A common concern many people have regarding fixed income annuities is in regards to their tax treatment. The concept behind fixed income annuities is actually quite simple. A fixed annuity is simply an insurance product which pays out a fixed income over a specified period of time. This payment is determined at the time of the contract and typically does not vary.

One of the most beneficial aspects of the fixed income annuity is the fact that you may receive payments out of the annuity for the span of the contract or the lifetime of the annuitant. These life annuities can provide a guaranteed income throughout the whole duration of your retirement.

The basic tax treatment of fixed income annuities can be considered relatively simple, whereas as with most other tax questions, the details can get rather complicated. Most annuities enjoy tax-deferred growth, and are only taxable upon distribution.

Tax-deferred growth means that any growth inside of the annuity account is not taxable until it is distributed to the beneficiary. This growth can provide very significant gains to the overall account value.

Each annuity distribution is split into two sections, a taxable section and a nontaxable section. The portion of the benefit that is taxable is dependent upon the exclusion ratio for the annuity. This ratio is calculated by dividing the amount invested in the annuity by the total amount expected to be received. This ratio is then multiplied by each anticipated distribution to calculate the taxable and non-taxable portions of the distribution.

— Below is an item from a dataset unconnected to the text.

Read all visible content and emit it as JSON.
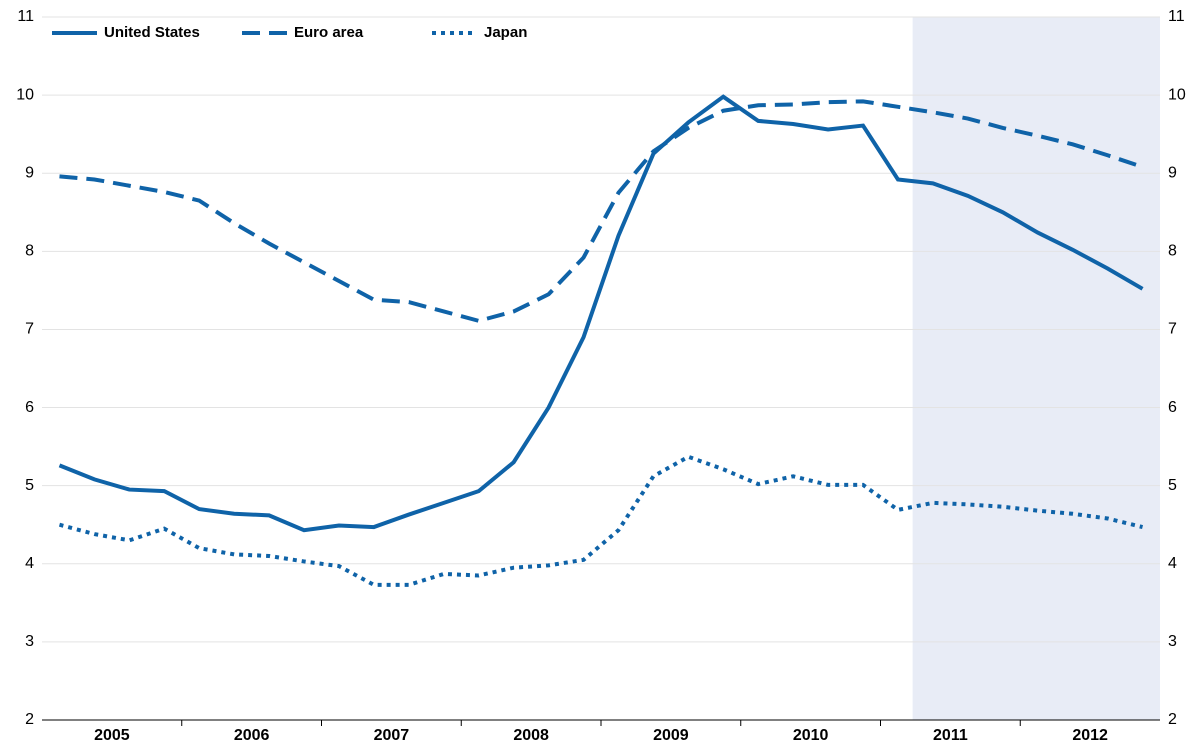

Generally speaking, the taxable portion of the account refers to the portion of the account that has never been taxed, or the growth and payments beyond the premium payments. The nontaxable portion of the annuity is typically the sum of the premiums paid.

Fixed period annuities are normally much easier to calculate the taxes on than are life annuities. The life annuity contracts must use a special table by the U.S. Treasury to determine the life expectancy of the annuitant.

Though there are certainly disadvantages to fixed income annuities, the fixed annuity can be a very valuable resource for retirement planning and preservation of your hard-earned capital. The lifetime income guarantee that many annuities provide can give the investor a level of security, confidence, and low-risk growth that other vehicles cannot provide. Couple this safety with the tax-deferred treatment of fixed annuities and this insurance product can become a very effective financial planning tool.